第48章 並刀鎮羌(1)(1 / 2)

正月初八,北國的天空難得的放晴了一次,一隻禿鷲鋪展著雙翅,一圈又一圈的盤旋,如同青雲漂浮,銳利的鷹眼掃描著方圓數裏內的一切獵物。隻見平地、高崗、樹林都是白茫茫一片,不見一個活物。兀地,一塊奇怪的“肉物”出現在禿鷲的眼前,這塊肉奇就奇在它是高懸於一根獨木上。“猴子”?禿鷲條件反射地辨別了一下,“不像”。它狐疑著在“肉物”上方盤旋良久,反複掃描獨木周圍,確定沒有危險後,猛一收翼俯衝,雙爪前探,宛如一道黑色的閃電。

“咻!”正當禿鷲即將得手之時,一點白芒直射而來。禿鷲一驚,欲待振翅而起,無奈急衝急轉,身子在空中不禁一滯,眼中的白芒越來越大,變成了一隻三棱箭頭。

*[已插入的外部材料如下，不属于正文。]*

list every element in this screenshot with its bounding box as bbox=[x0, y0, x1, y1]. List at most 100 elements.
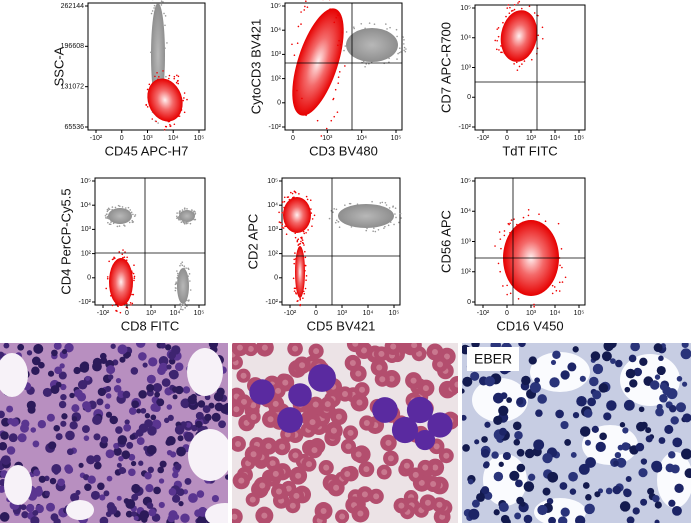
nucleus bbox=[128, 407, 137, 415]
event-dot bbox=[544, 220, 547, 223]
event-dot bbox=[498, 231, 501, 233]
eber-positive bbox=[493, 471, 504, 482]
event-dot bbox=[298, 193, 300, 195]
red-cell-center bbox=[410, 377, 417, 384]
event-dot bbox=[381, 201, 384, 204]
eber-positive bbox=[534, 377, 540, 384]
eber-positive bbox=[614, 451, 622, 459]
event-dot bbox=[168, 74, 171, 77]
y-tick-label: 10⁵ bbox=[460, 5, 471, 12]
event-dot bbox=[178, 218, 181, 220]
event-dot bbox=[389, 26, 391, 29]
event-dot bbox=[174, 289, 177, 292]
nucleus bbox=[138, 352, 147, 361]
event-dot bbox=[496, 39, 499, 42]
red-cell-center bbox=[418, 479, 425, 486]
nucleus bbox=[158, 356, 169, 366]
event-dot bbox=[398, 51, 401, 54]
nucleus bbox=[21, 511, 29, 519]
event-dot bbox=[180, 221, 183, 224]
event-dot bbox=[130, 270, 133, 272]
nucleus bbox=[124, 419, 130, 425]
event-dot bbox=[183, 92, 186, 94]
nucleus bbox=[117, 344, 128, 355]
red-cell-center bbox=[363, 466, 370, 473]
event-dot bbox=[337, 76, 340, 78]
eber-positive bbox=[628, 354, 637, 363]
fat-vacuole bbox=[66, 500, 94, 520]
fat-vacuole bbox=[188, 429, 228, 481]
nucleus bbox=[74, 389, 83, 398]
event-dot bbox=[124, 225, 126, 227]
nucleus bbox=[92, 361, 102, 372]
eber-positive bbox=[567, 362, 577, 372]
nucleus bbox=[184, 431, 194, 442]
nucleus bbox=[171, 494, 181, 503]
event-dot bbox=[302, 290, 305, 293]
event-dot bbox=[303, 244, 305, 246]
red-cell-center bbox=[265, 443, 272, 450]
event-dot bbox=[186, 299, 188, 302]
event-dot bbox=[178, 212, 181, 214]
red-cell-center bbox=[437, 361, 444, 368]
event-dot bbox=[122, 249, 124, 251]
event-dot bbox=[106, 276, 109, 278]
event-dot bbox=[353, 27, 356, 30]
nucleus bbox=[147, 466, 155, 474]
event-dot bbox=[179, 303, 182, 305]
event-dot bbox=[352, 26, 355, 28]
event-dot bbox=[180, 306, 183, 308]
nucleus bbox=[154, 391, 161, 398]
event-dot bbox=[183, 111, 186, 114]
eber-positive bbox=[623, 488, 631, 496]
fat-vacuole bbox=[657, 452, 691, 508]
event-dot bbox=[527, 214, 530, 217]
nucleus bbox=[97, 387, 107, 397]
event-dot bbox=[388, 207, 391, 209]
red-cell-center bbox=[388, 375, 395, 382]
event-dot bbox=[515, 61, 518, 64]
event-dot bbox=[111, 208, 113, 211]
eber-positive bbox=[552, 350, 561, 360]
nucleus bbox=[172, 471, 179, 479]
event-dot bbox=[389, 221, 392, 223]
nucleus bbox=[61, 413, 68, 420]
event-dot bbox=[500, 51, 502, 54]
eber-positive bbox=[514, 512, 522, 520]
nucleus bbox=[195, 420, 203, 428]
y-tick-label: 10³ bbox=[271, 51, 282, 58]
event-dot bbox=[180, 109, 183, 111]
event-dot bbox=[293, 258, 295, 261]
event-dot bbox=[106, 213, 108, 215]
eber-positive bbox=[499, 427, 507, 436]
event-dot bbox=[404, 50, 407, 53]
nucleus bbox=[113, 384, 122, 393]
event-dot bbox=[394, 213, 396, 215]
event-dot bbox=[175, 281, 177, 284]
eber-positive bbox=[462, 444, 470, 452]
nucleus bbox=[20, 504, 27, 511]
y-axis-label: CytoCD3 BV421 bbox=[248, 19, 263, 114]
nucleus bbox=[110, 343, 116, 349]
nucleus bbox=[135, 343, 146, 348]
nucleus bbox=[35, 485, 43, 492]
event-dot bbox=[133, 279, 135, 282]
fat-vacuole bbox=[483, 454, 527, 506]
nucleus bbox=[158, 501, 165, 509]
population-gray bbox=[177, 268, 189, 304]
red-cell-center bbox=[272, 400, 279, 407]
event-dot bbox=[107, 217, 110, 220]
event-dot bbox=[385, 23, 387, 25]
lymphocyte bbox=[427, 412, 453, 438]
nucleus bbox=[211, 494, 220, 503]
eber-positive bbox=[659, 393, 668, 403]
nucleus bbox=[196, 515, 207, 523]
red-cell-center bbox=[324, 401, 331, 408]
eber-positive bbox=[649, 380, 660, 390]
eber-positive bbox=[590, 351, 601, 361]
nucleus bbox=[100, 436, 109, 444]
event-dot bbox=[133, 275, 136, 278]
event-dot bbox=[384, 201, 387, 204]
nucleus bbox=[188, 493, 198, 503]
nucleus bbox=[225, 474, 228, 480]
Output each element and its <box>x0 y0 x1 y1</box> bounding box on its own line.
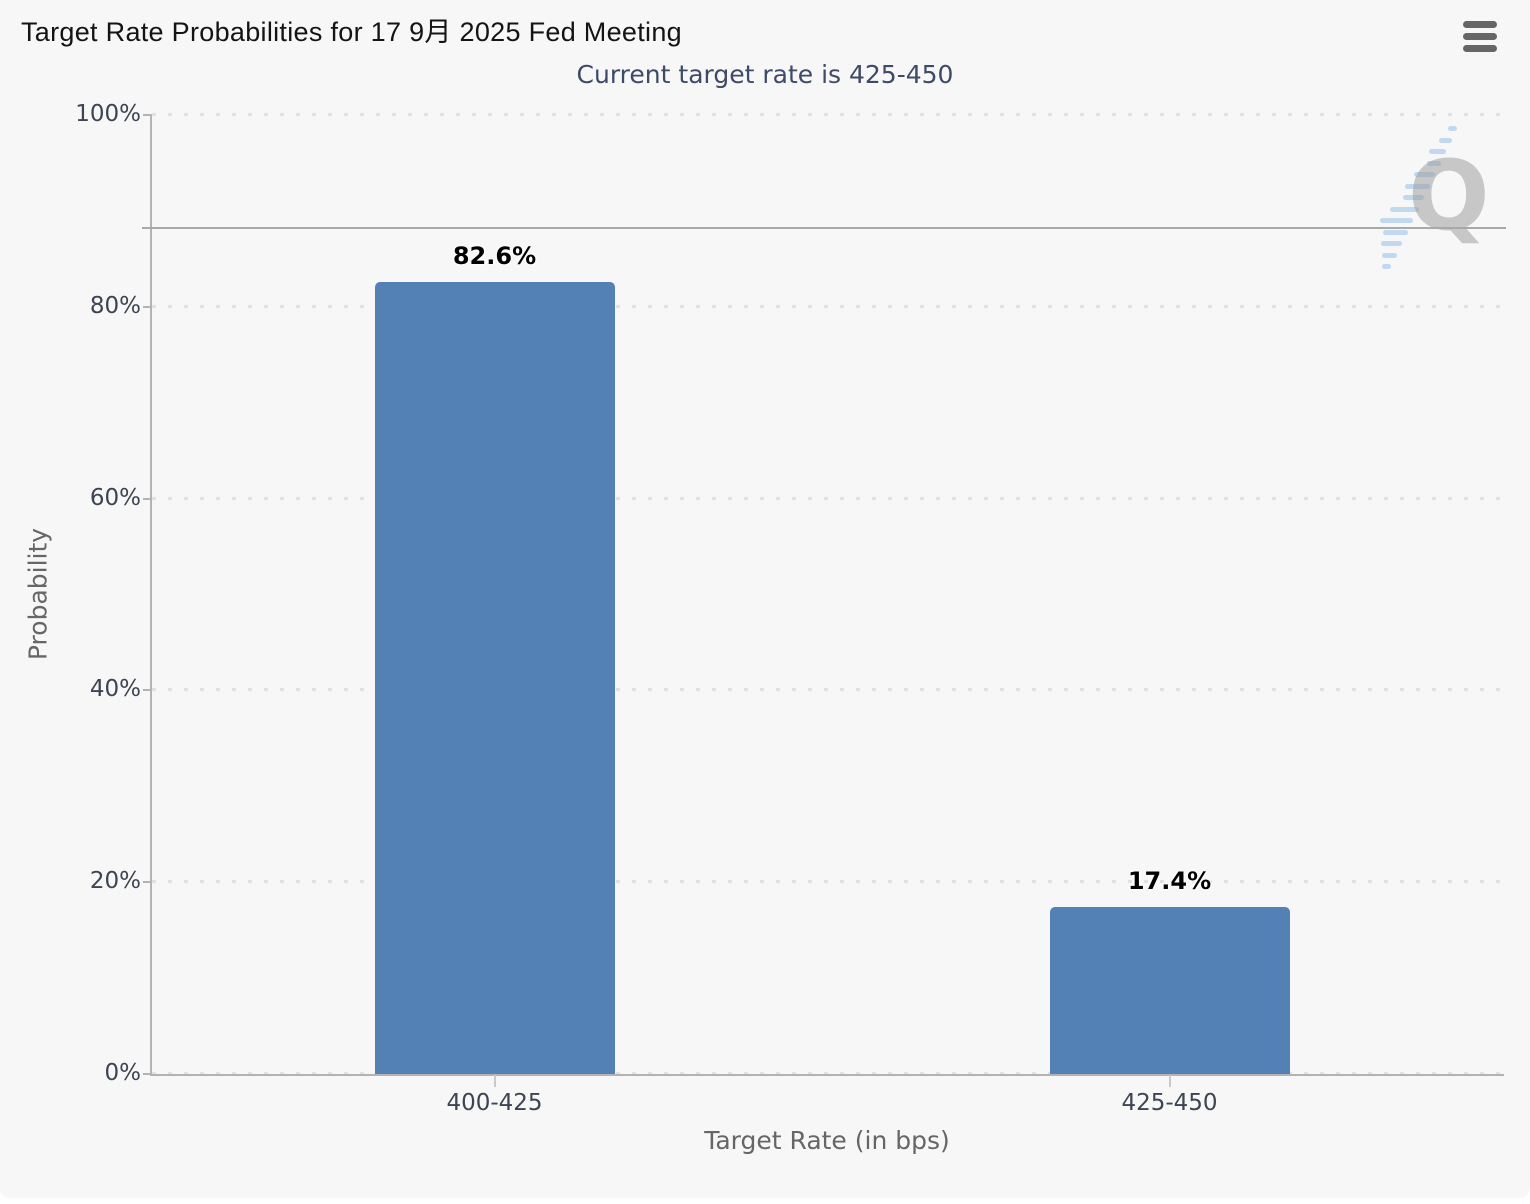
x-category-label-400-425: 400-425 <box>446 1090 543 1116</box>
y-tick-mark-100 <box>143 114 152 116</box>
chart-title: Target Rate Probabilities for 17 9月 2025… <box>21 17 682 47</box>
y-axis-title: Probability <box>23 527 53 661</box>
y-tick-mark-60 <box>143 497 152 500</box>
gridline-0 <box>152 1072 1502 1075</box>
gridline-80 <box>152 304 1502 308</box>
bar-value-label-400-425: 82.6% <box>452 241 537 270</box>
x-category-label-425-450: 425-450 <box>1121 1090 1218 1116</box>
gridline-60 <box>152 496 1502 500</box>
y-tick-mark-20 <box>143 881 152 884</box>
x-axis-title: Target Rate (in bps) <box>704 1126 950 1155</box>
x-axis-line <box>150 1074 1504 1076</box>
x-tick-400-425 <box>493 1075 496 1087</box>
y-tick-label-80: 80% <box>89 292 141 319</box>
y-tick-label-100: 100% <box>75 101 141 127</box>
gridline-40 <box>152 688 1502 692</box>
reference-line <box>142 227 1506 230</box>
bar-value-label-425-450: 17.4% <box>1127 867 1212 896</box>
y-tick-mark-80 <box>143 305 152 308</box>
y-tick-label-60: 60% <box>89 484 141 511</box>
gridline-20 <box>152 880 1502 884</box>
y-tick-label-40: 40% <box>89 676 141 703</box>
y-axis-line <box>150 115 152 1076</box>
plot-area: 82.6% 17.4% <box>142 113 1506 1076</box>
x-tick-425-450 <box>1168 1075 1171 1087</box>
bar-425-450[interactable] <box>1049 907 1290 1074</box>
y-tick-label-20: 20% <box>89 868 141 895</box>
bar-400-425[interactable] <box>374 281 615 1074</box>
y-tick-mark-0 <box>143 1073 152 1075</box>
hamburger-icon <box>1461 20 1499 52</box>
chart-subtitle: Current target rate is 425-450 <box>576 60 954 89</box>
gridline-100 <box>152 113 1502 116</box>
y-tick-label-0: 0% <box>104 1060 142 1086</box>
chart-context-menu-button[interactable] <box>1456 12 1504 60</box>
y-tick-mark-40 <box>143 689 152 692</box>
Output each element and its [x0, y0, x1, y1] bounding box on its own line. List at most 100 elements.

“唳!”禿鷲發出臨死前的悲鳴,栽倒在一尺來厚的雪地上,鮮血緩緩染紅身下白雪。

“噢!噢!噢嗬。。。。。。”一陣歡呼聲響徹四方。原來,這是一個軍營中的校場,它長寬各二百四十步,懸掛臘肉的獨木是一根副旗杆,高五丈,被立在離北麵正中“點將台”東麵八十步的地方,離校場邊緣的軍舍三十步。

“嗬嗬。。。。。。文遠好箭法。飛燕,汝是否也下場一試身手?”李靖笑問道。

“張司馬箭術高超,燕甘願藏拙。”褚飛燕啟身行禮道。

“嗬嗬,飛燕謙虛了,你的劍術也是一絕,倏忽往來,大開大闔中又不乏細膩鉤轉,前日本將可是大飽眼福啊!”李靖見褚飛燕如此謙恭知進退,不禁打趣道。

“是極,是極。張司馬能開三百斤強弓,一箭斃雕;褚假侯陷陣疾鬥,以一當百,俱是難得的猛將,將軍慧眼識人,屬下拜服。”中部軍司馬韓進誠懇的恭維道。

趙勝也撚須笑道:“鷹這猛禽,最是警醒,眼力又好,故而最難射中。文遠能一箭成功,已是上等箭術了。”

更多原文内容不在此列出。